AWS documentation on how to create a Glue database
Example:
aws glue create-database \
--region=<REGION> \
--database-input='{
"Name": "<DATABASE_NAME>",
"Description": "Snowplow events"
}'
Step 3: Create a role which Snowplow can assume when loading data into your S3 bucket and Glue database.
Example using the aws
command line tool:
aws iam create-role \
--role-name=snowplow-lake-loader-prod \
--description="Used by Snowplow to load events into iceberg" \
--assume-role-policy-document='{
"Version": "2012-10-17",
"Statement": [
{
"Sid": "",
"Effect": "Allow",
"Principal": {
"AWS": "<ACCOUNT_ID>"
},
"Condition": {
"StringEquals": {
"sts:ExternalId": "<EXTERNAL_ID>"
}
},
"Action": "sts:AssumeRole"
}
]
}'
Replace <ACCOUNT_ID>
with the ID of the AWS account into which Snowplow is deploying your pipeline.
Replace <EXTERNAL_ID>
with an ID provided to you by Snowplow.
Step 4: Grant access to the role to ensure that the new IAM role has permissions to write events to your new bucket.
Example using the aws
command line tool:
aws iam put-role-policy \
--role-name=snowplow-lake-loader-prod \
--policy-name=snowplow-lake-loader-policy \
--policy-document='{
"Version": "2012-10-17",
"Statement": [
{
"Effect": "Allow",
"Action": [
"s3:GetObject",
"s3:DeleteObject",
"s3:PutObject"
],
"Resource": "arn:aws:s3:::<BUCKET_NAME>/*"
},
{
"Effect": "Allow",
"Action": [
"s3:ListBucket"
],
"Resource": "arn:aws:s3:::<BUCKET_NAME>"
},
{
"Effect": "Allow",
"Action": [
"glue:CreateTable",
"glue:GetTable",
"glue:UpdateTable"
],
"Resource": [
"arn:aws:glue:<REGION>:<ACCOUNT_ID>:catalog",
"arn:aws:glue:<REGION>:<ACCOUNT_ID>:database/<DATABASE_NAME>",
"arn:aws:glue:<REGION>:<ACCOUNT_ID>:table/<DATABASE_NAME>/events"
]
}
]
}'
Replace <BUCKET_NAME> with the bucket you created in step 1, and <DATABASE_NAME> with the database you created in step 2. The --role-name refers to the role you created in step 3.
Step 5: Provide details to Snowplow.
The following is required:
- The name of the S3 bucket where we should load events.
- The AWS account ID of the glue catalog.

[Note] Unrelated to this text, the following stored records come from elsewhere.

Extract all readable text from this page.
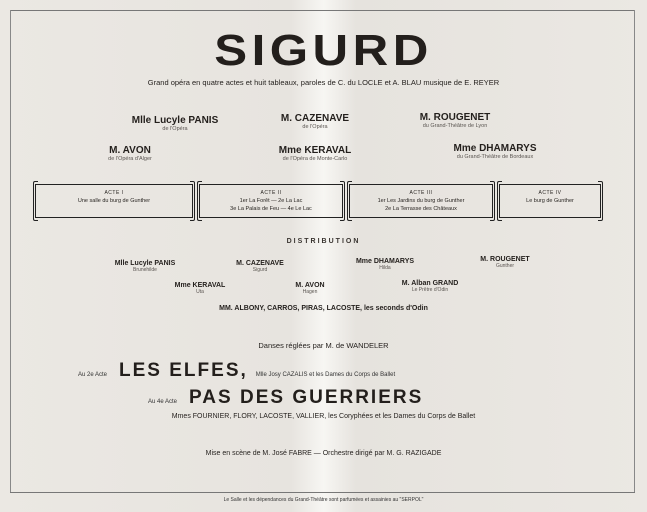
SIGURD
Grand opéra en quatre actes et huit tableaux, paroles de C. du LOCLE et A. BLAU musique de E. REYER
Mlle Lucyle PANIS
de l'Opéra
M. CAZENAVE
de l'Opéra
M. ROUGENET
du Grand-Théâtre de Lyon
M. AVON
de l'Opéra d'Alger
Mme KERAVAL
de l'Opéra de Monte-Carlo
Mme DHAMARYS
du Grand-Théâtre de Bordeaux
ACTE I
Une salle du burg de Gunther
ACTE II
1er La Forêt — 2e La Lac
3e La Palais de Feu — 4e Le Lac
ACTE III
1er Les Jardins du burg de Gunther
2e La Terrasse des Châteaux
ACTE IV
Le burg de Gunther
DISTRIBUTION
Mlle Lucyle PANIS
Brunehilde
M. CAZENAVE
Sigurd
Mme DHAMARYS
Hilda
M. ROUGENET
Gunther
Mme KERAVAL
Uta
M. AVON
Hagen
M. Alban GRAND
Le Prêtre d'Odin
MM. ALBONY, CARROS, PIRAS, LACOSTE, les seconds d'Odin
Danses réglées par M. de WANDELER
Au 2e Acte LES ELFES, Mlle Josy CAZALIS et les Dames du Corps de Ballet
Au 4e Acte PAS DES GUERRIERS
Mmes FOURNIER, FLORY, LACOSTE, VALLIER, les Coryphées et les Dames du Corps de Ballet
Mise en scène de M. José FABRE — Orchestre dirigé par M. G. RAZIGADE
Le Salle et les dépendances du Grand-Théâtre sont parfumées et assainies au "SERPOL"
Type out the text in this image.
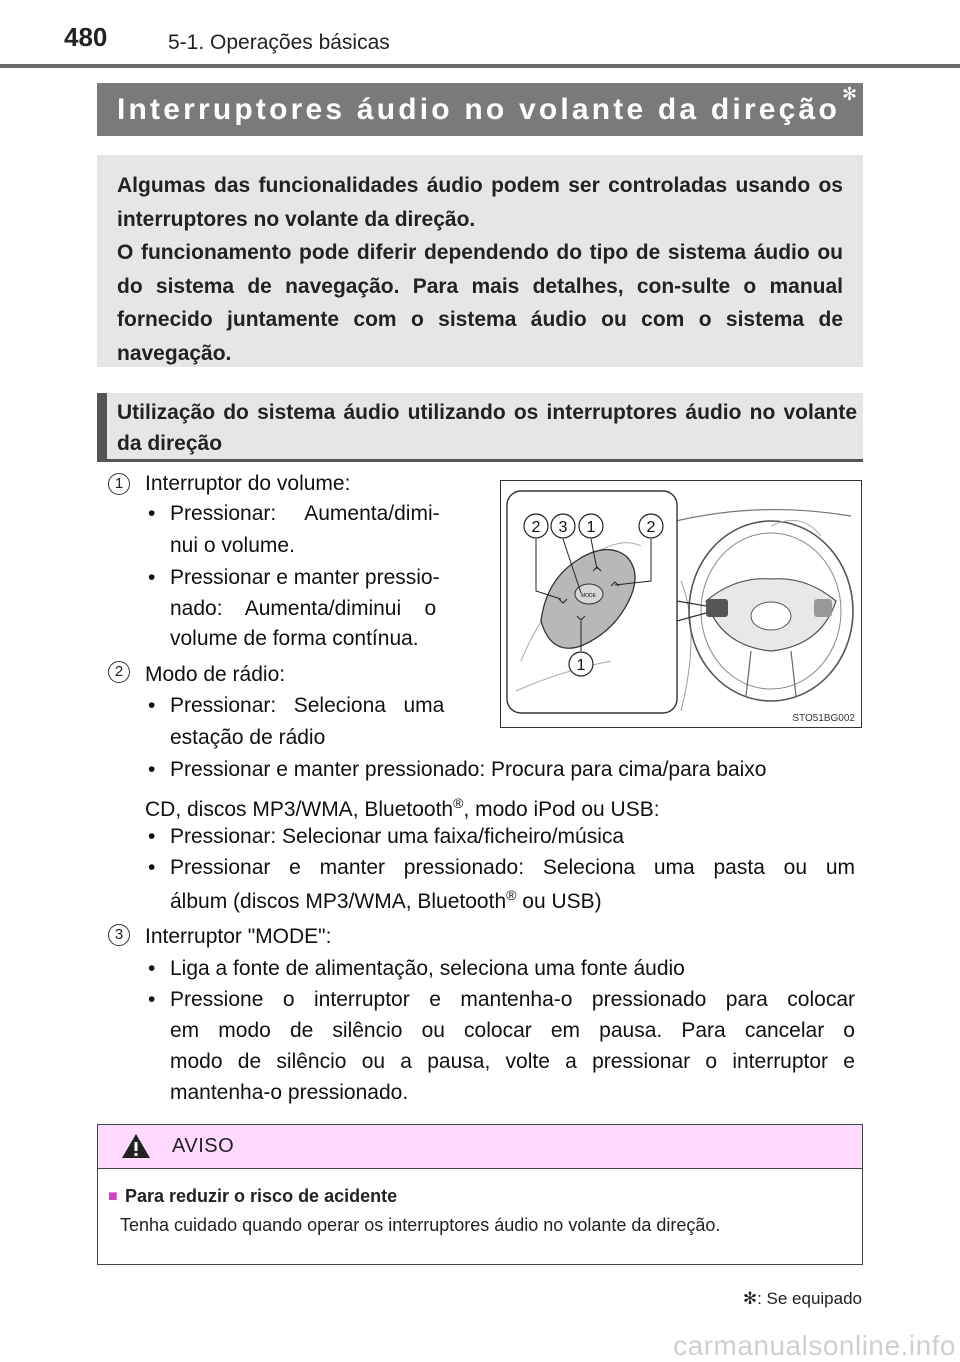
480	5-1. Operações básicas
Interruptores áudio no volante da direção ✻

Algumas das funcionalidades áudio podem ser controladas usando os interruptores no volante da direção.

O funcionamento pode diferir dependendo do tipo de sistema áudio ou do sistema de navegação. Para mais detalhes, con-sulte o manual fornecido juntamente com o sistema áudio ou com o sistema de navegação.

Utilização do sistema áudio utilizando os interruptores áudio no volante da direção
1	Interruptor do volume:
• Pressionar:     Aumenta/dimi-
nui o volume.
• Pressionar e manter pressio-
nado:    Aumenta/diminui    o
volume de forma contínua.
2	Modo de rádio:
• Pressionar:   Seleciona   uma
estação de rádio
• Pressionar e manter pressionado: Procura para cima/para baixo
CD, discos MP3/WMA, Bluetooth®, modo iPod ou USB:
• Pressionar: Selecionar uma faixa/ficheiro/música
• Pressionar e manter pressionado: Seleciona uma pasta ou um
álbum (discos MP3/WMA, Bluetooth® ou USB)
3	Interruptor "MODE":
• Liga a fonte de alimentação, seleciona uma fonte áudio
• Pressione o interruptor e mantenha-o pressionado para colocar
em modo de silêncio ou colocar em pausa. Para cancelar o
modo de silêncio ou a pausa, volte a pressionar o interruptor e
mantenha-o pressionado.
MODE
2 3 1	2
1
STO51BG002
AVISO
■ Para reduzir o risco de acidente
Tenha cuidado quando operar os interruptores áudio no volante da direção.
✻: Se equipado
carmanualsonline.info
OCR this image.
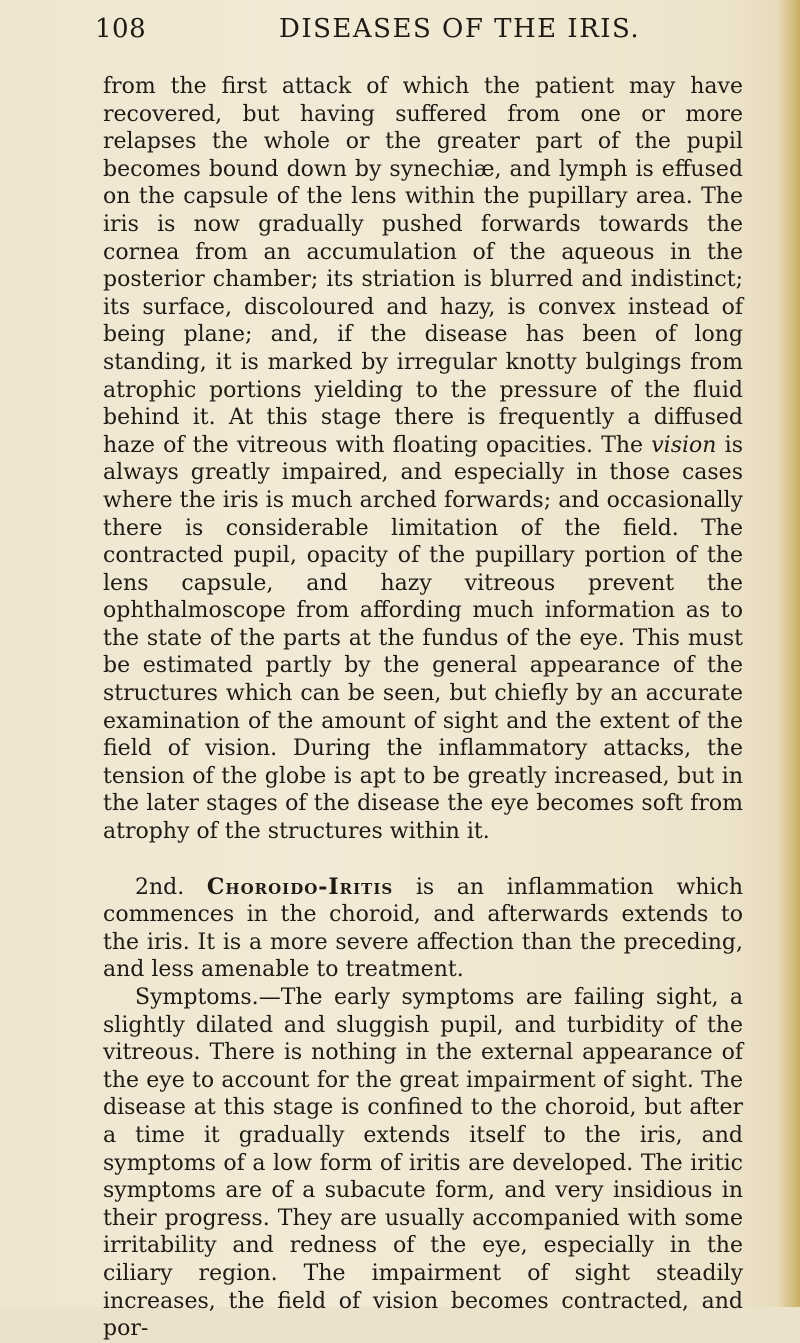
108	DISEASES OF THE IRIS.

from the first attack of which the patient may have recovered, but having suffered from one or more relapses the whole or the greater part of the pupil becomes bound down by synechiæ, and lymph is effused on the capsule of the lens within the pupillary area. The iris is now gradually pushed forwards towards the cornea from an accumulation of the aqueous in the posterior chamber; its striation is blurred and indistinct; its surface, discoloured and hazy, is convex instead of being plane; and, if the disease has been of long standing, it is marked by irregular knotty bulgings from atrophic portions yielding to the pressure of the fluid behind it. At this stage there is frequently a diffused haze of the vitreous with floating opacities. The vision is always greatly impaired, and especially in those cases where the iris is much arched forwards; and occasionally there is considerable limitation of the field. The contracted pupil, opacity of the pupillary portion of the lens capsule, and hazy vitreous prevent the ophthalmoscope from affording much information as to the state of the parts at the fundus of the eye. This must be estimated partly by the general appearance of the structures which can be seen, but chiefly by an accurate examination of the amount of sight and the extent of the field of vision. During the inflammatory attacks, the tension of the globe is apt to be greatly increased, but in the later stages of the disease the eye becomes soft from atrophy of the structures within it.

2nd. Choroido-Iritis is an inflammation which commences in the choroid, and afterwards extends to the iris. It is a more severe affection than the preceding, and less amenable to treatment.

Symptoms.—The early symptoms are failing sight, a slightly dilated and sluggish pupil, and turbidity of the vitreous. There is nothing in the external appearance of the eye to account for the great impairment of sight. The disease at this stage is confined to the choroid, but after a time it gradually extends itself to the iris, and symptoms of a low form of iritis are developed. The iritic symptoms are of a subacute form, and very insidious in their progress. They are usually accompanied with some irritability and redness of the eye, especially in the ciliary region. The impairment of sight steadily increases, the field of vision becomes contracted, and por-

This is a 12-digit number, such as 012345678901.
- The AWS region of the S3 bucket and Glue catalog, e.g. us-east-1.
- (Optional) The name of a sub-directory inside the bucket where we should create the iceberg table. If not specified, the sub-directory will be called "events".
- The ARN of the role you created in step 3.